Chula Vista, CL, has implemented an abandoned-property registration program that requires deed holders to register with the city within 10 days of transfer from a family to a bank. The deed holder is then required to maintain the house consistent with how other homes in the neighborhood are maintained.
Philadelphia, PA, operates the Philadelphia Residential Mortgage Foreclosure Prevention Program. As part of the program, certified housing counselors assist homeowners to negotiate a more affordable mortgage payment with their lender. Free legal assistance is also available if necessary.
The board of Cook County, IL, has authorized a mediation program administered by the local circuit court in conjunction with the Illinois Housing Development Authority, the Chicago Bar Foundation, and other organizations. They are working with legal aid groups and housing counselors to provide free assistance to homeowners who have received a summons to court.
Another mediation program was implemented in Cuyahoga County, Ohio. The program aims to minimize case processing time, save costs and expenses and to prevent adverse social consequences of vacated and abandoned houses in the community.
Allegheny County, PA, established in 2009 a Residential Mortgage Foreclosure Program in collaboration with private sector entities. The primary objective of the program is to provide a single unified process for the amicable resolution of mortgage foreclosure proceedings through court intervention, counseling, and conciliation.
Philadelphia, PA, funds foreclosure counseling through multiple channels. The primary funders are the City of Philadelphia’s Office of Housing and Community Development (OHCD), the Pennsylvania Housing Finance Agency (PHFA), and the U.S. Department of Housing and Urban Development (HUD). Between 2009 and 2013, the OHCD and the PHFA have each approved 25 agencies for foreclosure counseling in Philadelphia, while HUD has approved 20.
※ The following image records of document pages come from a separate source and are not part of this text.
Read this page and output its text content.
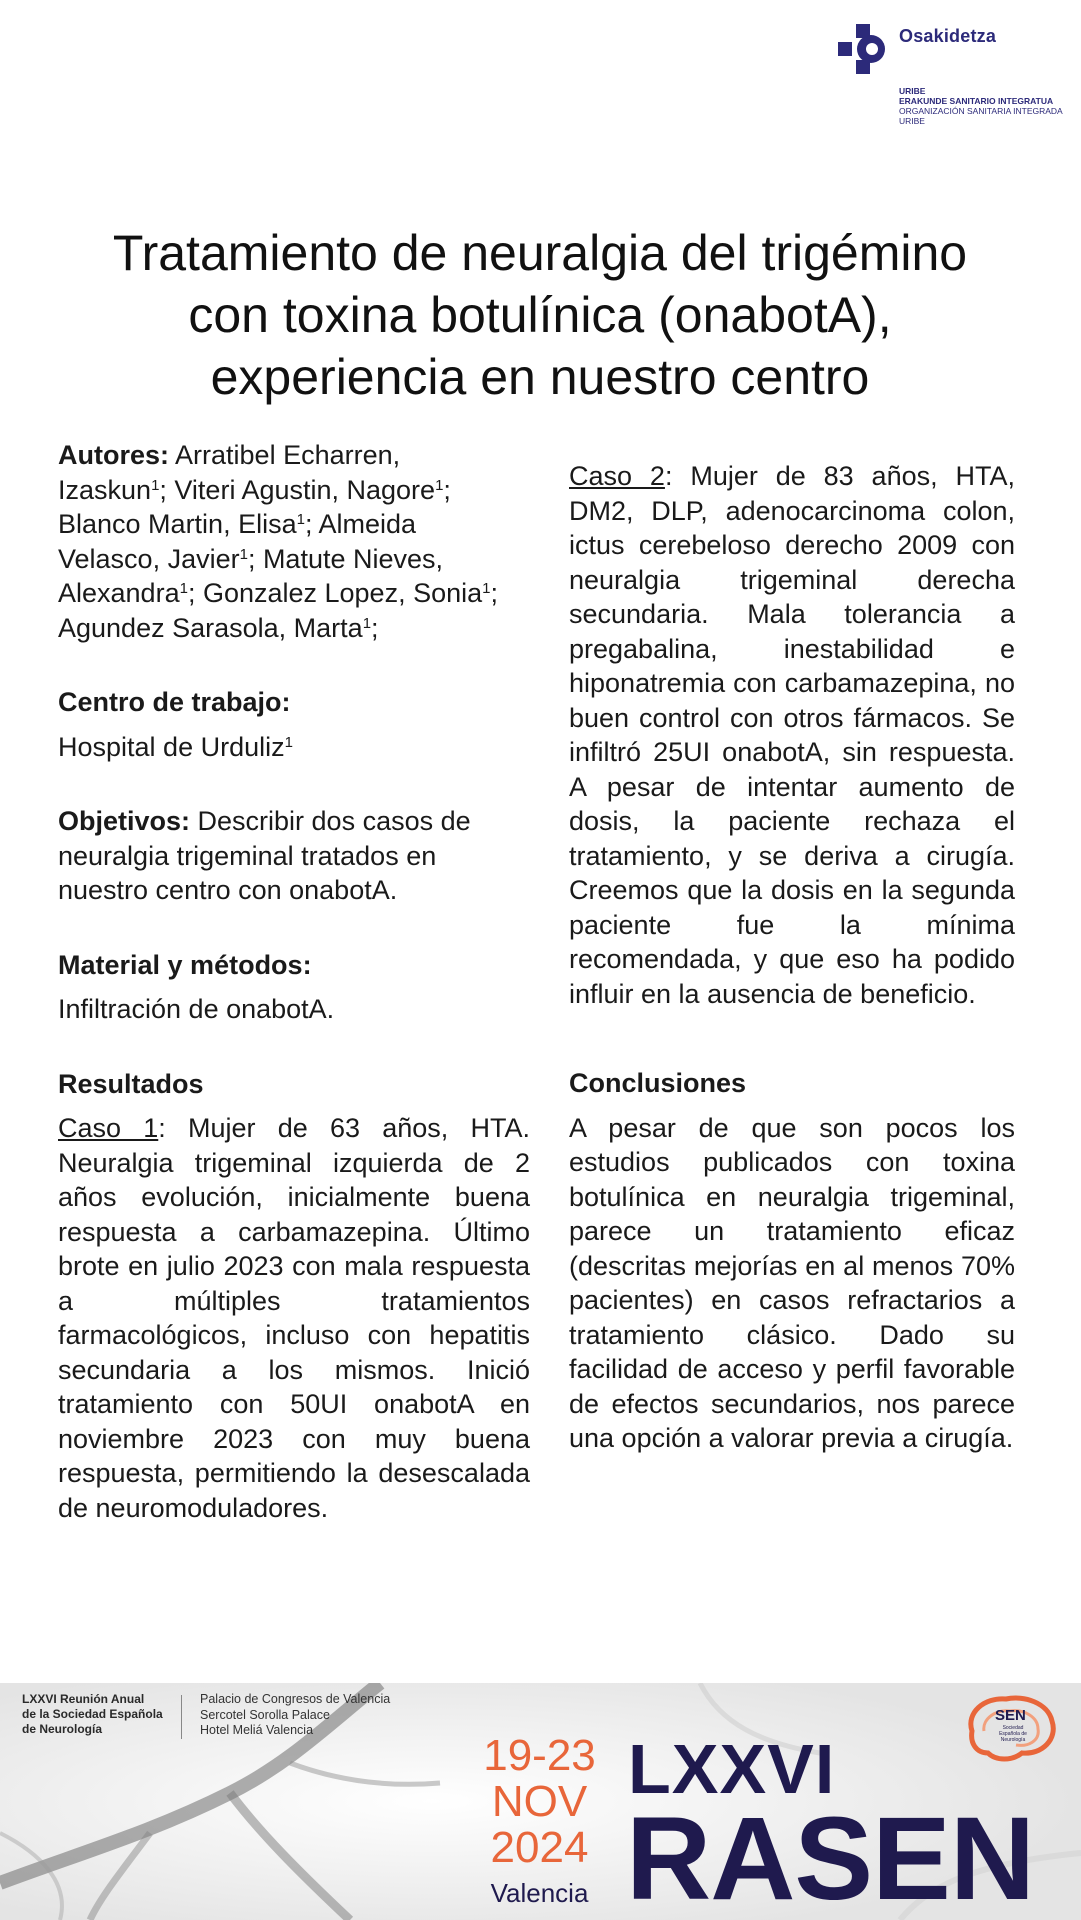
Osakidetza
URIBE
ERAKUNDE SANITARIO INTEGRATUA
ORGANIZACIÓN SANITARIA INTEGRADA
URIBE
Tratamiento de neuralgia del trigémino
con toxina botulínica (onabotA),
experiencia en nuestro centro

Autores: Arratibel Echarren,
Izaskun$^1$; Viteri Agustin, Nagore$^1$;
Blanco Martin, Elisa$^1$; Almeida
Velasco, Javier$^1$; Matute Nieves,
Alexandra$^1$; Gonzalez Lopez, Sonia$^1$;
Agundez Sarasola, Marta$^1$;

Centro de trabajo:

Hospital de Urduliz$^1$

Objetivos: Describir dos casos de neuralgia trigeminal tratados en nuestro centro con onabotA.

Material y métodos:

Infiltración de onabotA.

Resultados

Caso 1: Mujer de 63 años, HTA. Neuralgia trigeminal izquierda de 2 años evolución, inicialmente buena respuesta a carbamazepina. Último brote en julio 2023 con mala respuesta a múltiples tratamientos farmacológicos, incluso con hepatitis secundaria a los mismos. Inició tratamiento con 50UI onabotA en noviembre 2023 con muy buena respuesta, permitiendo la desescalada de neuromoduladores.

Caso 2: Mujer de 83 años, HTA, DM2, DLP, adenocarcinoma colon, ictus cerebeloso derecho 2009 con neuralgia trigeminal derecha secundaria. Mala tolerancia a pregabalina, inestabilidad e hiponatremia con carbamazepina, no buen control con otros fármacos. Se infiltró 25UI onabotA, sin respuesta. A pesar de intentar aumento de dosis, la paciente rechaza el tratamiento, y se deriva a cirugía. Creemos que la dosis en la segunda paciente fue la mínima recomendada, y que eso ha podido influir en la ausencia de beneficio.

Conclusiones

A pesar de que son pocos los estudios publicados con toxina botulínica en neuralgia trigeminal, parece un tratamiento eficaz (descritas mejorías en al menos 70% pacientes) en casos refractarios a tratamiento clásico. Dado su facilidad de acceso y perfil favorable de efectos secundarios, nos parece una opción a valorar previa a cirugía.

LXXVI Reunión Anual
de la Sociedad Española
de Neurología
Palacio de Congresos de Valencia
Sercotel Sorolla Palace
Hotel Meliá Valencia
19-23
NOV
2024
Valencia
LXXVI
RASEN
SEN
Sociedad Española de Neurología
Because predatory lending has been a large contributor to the foreclosure crisis, the “Don’t Borrow Trouble” program initiated in Boston, MA, as early as 1999 was taken nationwide by Freddie Mac. The campaign includes public awareness, consumer education, and access to counseling and loan restructuring.
In 2013, Miami, FL, has filed suit against Bank of America, CitiGroup, and Wells Fargo alleging violations of the Federal Fair Housing Act by engaging in predatory mortgage loans to minority residents, resulting in a rash of foreclosures. In September 2015, the 11th Circuit Court of Appeals overturned a lower court's decision to dismiss such lawsuits by the city against Bank of America, Wells Fargo and Citigroup Inc. The case is currently discussed in the U.S Supreme Court.
Cleveland, OH has experimented with boarding up windows of abandoned homes with decorated boards. These boards are meant to indicate would-be thieves that someone has invested in the home and is keeping a watchful eye on it.